Auch mit dieser Frage hat sich der erkennende Senat in der eingangs zitierten Entscheidung (SZ 71/107) aber bereits befasst und dazu folgendes ausgesprochen:
"Unbestritten ist, dass von einem Unfall nur gesprochen wird, wenn die Gesundheitsschädigung durch ein plötzliches, dh zeitlich begrenztes Ereignis bewirkt wurde, wobei plötzlich allerdings nicht Einmaligkeit heißen muss. Auch kurz aufeinander folgende Einwirkungen, die nur in ihrer Gesamtheit einen Körperschaden bewirken, sind noch als plötzlich anzusehen, wenn sie sich innerhalb einer Arbeitsschicht oder eines sich auch auf mehrere Tage erstreckenden Dienstauftrages ereignet haben (RIS-Justiz RS0084348 [T3 und T4]). ... Der entscheidende Unterschied zu den sonstigen Krankheiten liegt in der zeitlichen Begrenztheit des Ereignisses. Der Unfall muss gegenüber anderen Gründen einer Gesundheitsstörung, zB schicksalhafte Entwicklung eines Leidens, begrifflich abgegrenzt werden, da die Unfallversicherung grundsätzlich nur für die Folgen bestimmter Unfälle, nicht jedoch für Gesundheitsstörungen aus anderen Gründen leistungspflichtig ist. Die einzige Ausnahme sind Berufskrankheiten, als welche nach § 177 Abs 1 ASVG aber nur die in der Anlage 1 zum ASVG bezeichneten Krankheiten unter den dort angeführten Voraussetzungen gelten, wenn sie durch Ausübung der die Versicherung begründenden Beschäftigung in einem dort bezeichneten Unternehmen verursacht worden sind. Nicht als Unfall gelten daher gesundheitliche Folgen von Dauereinwirkungen, die in der Unfallversicherung nur geschützt werden, wenn sie als Berufskrankheiten anerkannt sind. Hingegen ist für den Unfallbegriff nicht relevant, ob die Körperschädigung durch eine physische oder eine psychische Wirkung (zB Nervenschock) hervorgerufen wurde. Belanglos ist auch, ob die gesundheitsschädigenden Folgen sogleich oder erst später eintreten." (RIS-Justiz RS0110320).

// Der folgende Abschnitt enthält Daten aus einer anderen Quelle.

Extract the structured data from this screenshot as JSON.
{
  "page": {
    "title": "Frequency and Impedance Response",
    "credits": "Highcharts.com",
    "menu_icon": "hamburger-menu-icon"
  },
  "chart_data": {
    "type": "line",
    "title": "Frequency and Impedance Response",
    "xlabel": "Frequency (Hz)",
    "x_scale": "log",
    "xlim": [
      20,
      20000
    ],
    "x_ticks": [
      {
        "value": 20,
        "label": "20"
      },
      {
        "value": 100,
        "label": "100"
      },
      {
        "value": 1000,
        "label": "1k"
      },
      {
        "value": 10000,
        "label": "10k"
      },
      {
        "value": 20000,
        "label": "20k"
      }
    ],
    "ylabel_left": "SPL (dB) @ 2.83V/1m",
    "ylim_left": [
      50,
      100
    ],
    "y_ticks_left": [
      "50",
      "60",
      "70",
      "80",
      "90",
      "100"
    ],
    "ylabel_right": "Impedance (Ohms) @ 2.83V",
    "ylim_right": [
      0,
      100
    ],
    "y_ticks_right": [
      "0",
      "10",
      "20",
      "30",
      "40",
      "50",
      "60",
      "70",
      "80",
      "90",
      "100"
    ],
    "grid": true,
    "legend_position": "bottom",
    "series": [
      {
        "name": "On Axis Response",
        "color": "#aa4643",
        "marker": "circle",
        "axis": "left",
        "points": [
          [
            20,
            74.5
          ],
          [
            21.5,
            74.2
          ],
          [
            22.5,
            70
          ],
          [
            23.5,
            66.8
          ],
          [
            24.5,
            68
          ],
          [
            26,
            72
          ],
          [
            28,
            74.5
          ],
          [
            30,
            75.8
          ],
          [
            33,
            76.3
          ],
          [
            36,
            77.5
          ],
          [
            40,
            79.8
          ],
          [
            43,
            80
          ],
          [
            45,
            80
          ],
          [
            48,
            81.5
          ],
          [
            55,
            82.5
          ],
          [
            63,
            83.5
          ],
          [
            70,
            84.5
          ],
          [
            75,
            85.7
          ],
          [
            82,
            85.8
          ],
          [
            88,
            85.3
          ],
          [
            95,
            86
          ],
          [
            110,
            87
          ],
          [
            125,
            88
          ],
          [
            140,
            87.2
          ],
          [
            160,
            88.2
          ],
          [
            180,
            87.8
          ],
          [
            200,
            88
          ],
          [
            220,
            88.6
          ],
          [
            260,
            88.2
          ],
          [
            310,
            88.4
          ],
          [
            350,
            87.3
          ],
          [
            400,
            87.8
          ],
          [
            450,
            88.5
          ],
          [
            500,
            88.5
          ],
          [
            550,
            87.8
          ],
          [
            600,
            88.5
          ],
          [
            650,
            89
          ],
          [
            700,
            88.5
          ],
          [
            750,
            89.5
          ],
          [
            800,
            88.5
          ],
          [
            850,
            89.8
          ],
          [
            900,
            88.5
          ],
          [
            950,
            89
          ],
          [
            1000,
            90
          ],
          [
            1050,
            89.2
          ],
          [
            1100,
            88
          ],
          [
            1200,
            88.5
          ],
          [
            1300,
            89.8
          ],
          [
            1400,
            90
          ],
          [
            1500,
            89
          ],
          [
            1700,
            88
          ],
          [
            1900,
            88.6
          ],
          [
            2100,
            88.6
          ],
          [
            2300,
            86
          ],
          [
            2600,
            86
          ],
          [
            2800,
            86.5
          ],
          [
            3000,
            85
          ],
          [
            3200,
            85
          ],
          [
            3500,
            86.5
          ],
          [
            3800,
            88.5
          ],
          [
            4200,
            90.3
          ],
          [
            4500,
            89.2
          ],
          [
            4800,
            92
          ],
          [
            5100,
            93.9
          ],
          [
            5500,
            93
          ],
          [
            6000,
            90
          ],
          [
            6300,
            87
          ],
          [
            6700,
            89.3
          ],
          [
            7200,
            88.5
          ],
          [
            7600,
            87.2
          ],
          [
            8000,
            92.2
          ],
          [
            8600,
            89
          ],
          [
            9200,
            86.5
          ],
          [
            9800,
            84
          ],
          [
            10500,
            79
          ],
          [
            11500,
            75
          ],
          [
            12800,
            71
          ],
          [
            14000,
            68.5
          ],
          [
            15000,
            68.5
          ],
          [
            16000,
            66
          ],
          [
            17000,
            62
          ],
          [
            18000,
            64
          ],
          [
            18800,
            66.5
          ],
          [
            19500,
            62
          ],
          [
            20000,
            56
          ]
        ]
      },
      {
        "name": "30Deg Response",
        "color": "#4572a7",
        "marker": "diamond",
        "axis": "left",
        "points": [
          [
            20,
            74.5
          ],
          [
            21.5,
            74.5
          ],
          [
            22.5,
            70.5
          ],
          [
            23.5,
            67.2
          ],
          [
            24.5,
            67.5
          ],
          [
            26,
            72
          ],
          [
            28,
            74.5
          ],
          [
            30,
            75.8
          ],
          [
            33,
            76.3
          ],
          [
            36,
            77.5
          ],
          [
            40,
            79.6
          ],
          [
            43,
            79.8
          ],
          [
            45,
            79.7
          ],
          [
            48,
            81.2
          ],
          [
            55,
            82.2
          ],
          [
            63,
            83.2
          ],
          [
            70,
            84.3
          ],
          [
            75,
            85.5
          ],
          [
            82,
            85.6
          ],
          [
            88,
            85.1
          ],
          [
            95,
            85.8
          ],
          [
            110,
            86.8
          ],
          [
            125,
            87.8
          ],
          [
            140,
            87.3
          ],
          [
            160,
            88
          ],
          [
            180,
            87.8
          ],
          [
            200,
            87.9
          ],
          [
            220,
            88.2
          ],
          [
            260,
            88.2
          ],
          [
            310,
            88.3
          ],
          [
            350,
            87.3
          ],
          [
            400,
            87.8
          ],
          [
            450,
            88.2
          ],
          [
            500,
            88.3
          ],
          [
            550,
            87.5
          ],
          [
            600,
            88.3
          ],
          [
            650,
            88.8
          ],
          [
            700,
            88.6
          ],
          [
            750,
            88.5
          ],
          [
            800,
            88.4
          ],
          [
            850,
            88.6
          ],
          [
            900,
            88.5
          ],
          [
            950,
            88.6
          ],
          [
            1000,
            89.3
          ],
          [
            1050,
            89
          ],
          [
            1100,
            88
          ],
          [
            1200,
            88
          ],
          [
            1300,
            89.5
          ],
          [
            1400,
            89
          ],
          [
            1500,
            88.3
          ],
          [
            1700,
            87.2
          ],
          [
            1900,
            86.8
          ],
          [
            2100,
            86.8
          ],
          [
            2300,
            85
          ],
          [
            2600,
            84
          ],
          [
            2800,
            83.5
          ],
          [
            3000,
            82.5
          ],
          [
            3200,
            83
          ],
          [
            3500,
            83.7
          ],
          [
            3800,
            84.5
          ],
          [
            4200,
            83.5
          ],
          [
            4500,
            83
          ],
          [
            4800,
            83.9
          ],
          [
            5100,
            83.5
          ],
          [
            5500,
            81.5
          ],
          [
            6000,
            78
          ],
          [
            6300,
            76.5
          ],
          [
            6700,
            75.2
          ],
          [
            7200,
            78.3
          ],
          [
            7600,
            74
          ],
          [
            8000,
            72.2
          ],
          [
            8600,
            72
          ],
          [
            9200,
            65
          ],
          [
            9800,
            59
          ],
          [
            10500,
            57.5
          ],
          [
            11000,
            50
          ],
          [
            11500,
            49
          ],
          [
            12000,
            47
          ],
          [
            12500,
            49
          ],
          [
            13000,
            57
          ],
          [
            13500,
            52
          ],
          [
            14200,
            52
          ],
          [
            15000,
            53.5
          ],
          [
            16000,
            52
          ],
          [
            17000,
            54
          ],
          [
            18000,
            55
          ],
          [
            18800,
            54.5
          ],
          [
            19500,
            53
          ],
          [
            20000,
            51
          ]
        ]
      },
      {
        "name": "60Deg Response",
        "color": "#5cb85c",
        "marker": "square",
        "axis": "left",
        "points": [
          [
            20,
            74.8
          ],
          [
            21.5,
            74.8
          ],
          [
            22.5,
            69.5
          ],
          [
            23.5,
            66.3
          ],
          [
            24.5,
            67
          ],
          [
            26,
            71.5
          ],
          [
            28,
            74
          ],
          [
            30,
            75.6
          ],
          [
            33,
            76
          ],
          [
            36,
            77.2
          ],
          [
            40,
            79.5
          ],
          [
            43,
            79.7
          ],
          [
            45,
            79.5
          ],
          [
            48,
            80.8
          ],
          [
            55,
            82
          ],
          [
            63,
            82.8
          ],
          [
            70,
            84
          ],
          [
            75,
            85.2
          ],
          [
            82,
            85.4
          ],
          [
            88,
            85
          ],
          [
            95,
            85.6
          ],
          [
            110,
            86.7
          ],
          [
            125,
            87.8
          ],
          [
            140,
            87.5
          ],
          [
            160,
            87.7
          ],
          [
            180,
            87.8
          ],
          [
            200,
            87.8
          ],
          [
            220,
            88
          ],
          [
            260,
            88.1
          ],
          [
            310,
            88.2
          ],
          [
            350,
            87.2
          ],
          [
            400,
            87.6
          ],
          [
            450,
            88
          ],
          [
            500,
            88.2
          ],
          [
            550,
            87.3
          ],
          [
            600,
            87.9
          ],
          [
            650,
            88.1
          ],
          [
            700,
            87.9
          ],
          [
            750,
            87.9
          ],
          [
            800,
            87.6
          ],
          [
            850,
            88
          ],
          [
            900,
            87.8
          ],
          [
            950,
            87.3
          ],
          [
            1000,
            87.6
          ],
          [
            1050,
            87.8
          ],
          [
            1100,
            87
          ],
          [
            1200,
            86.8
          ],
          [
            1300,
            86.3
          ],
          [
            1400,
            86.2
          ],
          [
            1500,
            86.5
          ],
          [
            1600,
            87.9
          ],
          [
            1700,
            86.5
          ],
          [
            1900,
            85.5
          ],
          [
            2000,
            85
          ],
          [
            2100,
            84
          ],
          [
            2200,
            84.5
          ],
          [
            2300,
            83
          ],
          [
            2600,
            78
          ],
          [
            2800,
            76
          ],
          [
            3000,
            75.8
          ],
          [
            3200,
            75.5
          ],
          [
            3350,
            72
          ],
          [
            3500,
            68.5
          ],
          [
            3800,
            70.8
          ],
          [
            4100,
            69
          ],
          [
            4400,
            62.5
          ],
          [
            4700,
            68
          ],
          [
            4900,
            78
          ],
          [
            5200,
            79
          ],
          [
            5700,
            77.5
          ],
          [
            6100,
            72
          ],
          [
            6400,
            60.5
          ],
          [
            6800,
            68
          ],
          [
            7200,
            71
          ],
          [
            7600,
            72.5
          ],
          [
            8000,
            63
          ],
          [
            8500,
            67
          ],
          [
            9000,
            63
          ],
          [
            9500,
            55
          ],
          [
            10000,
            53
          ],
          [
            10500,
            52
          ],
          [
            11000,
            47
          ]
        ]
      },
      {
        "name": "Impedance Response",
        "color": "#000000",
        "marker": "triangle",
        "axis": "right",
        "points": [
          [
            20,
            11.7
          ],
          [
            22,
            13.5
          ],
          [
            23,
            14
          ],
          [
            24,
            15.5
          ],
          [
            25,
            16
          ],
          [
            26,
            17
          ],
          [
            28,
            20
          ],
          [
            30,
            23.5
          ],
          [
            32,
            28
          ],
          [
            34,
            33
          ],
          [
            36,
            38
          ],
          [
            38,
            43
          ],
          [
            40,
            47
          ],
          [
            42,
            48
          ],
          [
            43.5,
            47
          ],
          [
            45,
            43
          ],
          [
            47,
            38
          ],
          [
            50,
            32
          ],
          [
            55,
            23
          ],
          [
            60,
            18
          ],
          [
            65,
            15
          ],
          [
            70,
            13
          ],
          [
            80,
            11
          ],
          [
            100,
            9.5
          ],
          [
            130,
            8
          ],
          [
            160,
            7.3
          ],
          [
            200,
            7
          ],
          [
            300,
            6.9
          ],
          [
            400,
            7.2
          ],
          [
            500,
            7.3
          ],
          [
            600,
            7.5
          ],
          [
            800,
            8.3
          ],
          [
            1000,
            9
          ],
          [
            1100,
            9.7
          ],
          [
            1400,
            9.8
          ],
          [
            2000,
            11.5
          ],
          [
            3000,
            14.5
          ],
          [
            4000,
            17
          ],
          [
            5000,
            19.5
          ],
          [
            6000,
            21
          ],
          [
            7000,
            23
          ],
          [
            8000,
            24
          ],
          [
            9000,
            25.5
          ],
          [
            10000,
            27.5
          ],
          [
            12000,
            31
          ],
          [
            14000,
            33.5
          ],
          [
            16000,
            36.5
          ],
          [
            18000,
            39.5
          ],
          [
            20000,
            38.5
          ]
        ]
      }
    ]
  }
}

Letzteres ist den Revisionsausführungen zuzugestehen. Die dargestellten Voraussetzungen für das Vorliegen eines Arbeitsunfalls (Schulunfalls) sind jedoch auch dann nicht erfüllt, wenn man den geltendgemachten Konnex zwischen den schulischen Stress und dem Selbstmordversuch des Klägers zugrunde legt: Von dem erforderlichen (Nerven-)Schock kann nämlich angesichts der festgestellten (langen) Vorgeschichte der versuchten Selbsttötung (Leistungsdruck durch die Mutter; Nichtgenügend zum Jahresabschluss; kein Nachhilfeunterricht im Sommer; Gefühl nicht enttäuschen zu dürfen; keine Möglichkeit mit dem Lehrer, den Mitschülern oder Freunden über die misslungene Wiederholungsprüfung zu sprechen) keine Rede sein.
Ist aber - wie hier - der Entschluss zur Selbsttötung nicht die Folge eines schweren psychischen Traumas, sondern das Ergebnis einer längeren möglicherweise krankheitsbedingten, auch schulbedingten Entwicklung, dann kann nicht von einem Unfall gesprochen werden (vgl RIS-Justiz RS0110323; SZ 71/107 mwN). Auch im vorliegenden Fall hat sich somit gezeigt, dass dem Selbstmord(versuch) des Versicherten kein Unfall und keine Berufskrankheit zugrunde lagen, weshalb das Klagebegehren zutreffend abgewiesen wurde.
Der Revision war daher ein Erfolg zu versagen.
Die Kostenentscheidung gründet sich auf § 77 Abs 1 Z 2 lit b ASGG.